Der Beschwerdeführer macht eine Verletzung seines verfassungsmässigen Gehörsanspruchs geltend. Aufgrund dessen formeller Natur sind die entsprechenden Rügen vorab zu behandeln.

3.1 Der Beschwerdeführer rügt in diesem Zusammenhang als Erstes, dass die Vorinstanz bei ihrem Entscheid verschiedene Unterlagen unberücksichtigt liess.

Verwaltungs- und Rechtsmittelbehörden müssen das von den Parteien Vorgebrachte zur Kenntnis nehmen. Ob eine Rechtsmittelinstanz eingereichte Unterlagen berücksichtigte, lässt sich in erster Linie an der Begründung ihres Entscheids ablesen.
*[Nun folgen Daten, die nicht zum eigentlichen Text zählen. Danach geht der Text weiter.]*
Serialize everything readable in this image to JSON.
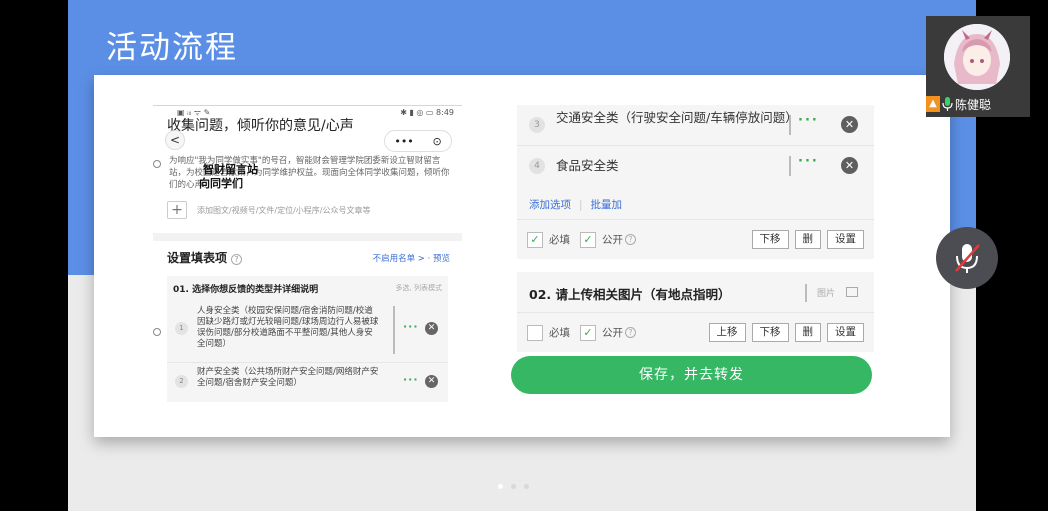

Der Anspruch auf einen begründeten Entscheid, wie er sich aus Art. 29 Abs. 2 BV bzw. für das Rekursverfahren aus § 28 Abs. 1 VRG ergibt, stellt insofern das Korrelat zum Anspruch auf Berücksichtigung der rechtlichen und tatsächlichen Vorbringen der Verfahrensparteien dar. Nach der Rechtsprechung muss ein Entscheid so begründet sein, dass sich die unterlegene Verfahrenspartei über seine Tragweite Rechenschaft geben und ihn in voller Kenntnis der Sache an die nächsthöhere Instanz weiterziehen kann (BGE 135 III 513 E. 3.6.5). Die Begründung muss sich jedoch nicht mit jedem Einwand ausdrücklich auseinandersetzen und jedes einzelne Parteivorbringen ausdrücklich widerlegen, sondern kann sich vielmehr auf die für den Entscheid wesentlichen Gesichtspunkte beschränken (BGE 133 III 439 E. 3.3). Es genügt mithin, dass der Betroffene die Gründe für die Abweisung seines Rechtsmittels erkennen und den Entscheid sachgerecht anfechten kann. Rechtsmittelinstanzen müssen bei der Begründung ihres Entscheids folglich nicht jedes Aktenstück einzeln anführen. Gerade bei der Auseinandersetzung mit den tatsächlichen Grundlagen des Rechtsstreits müssen sie sich vielmehr auf das für den Entscheid Wesentliche konzentrieren.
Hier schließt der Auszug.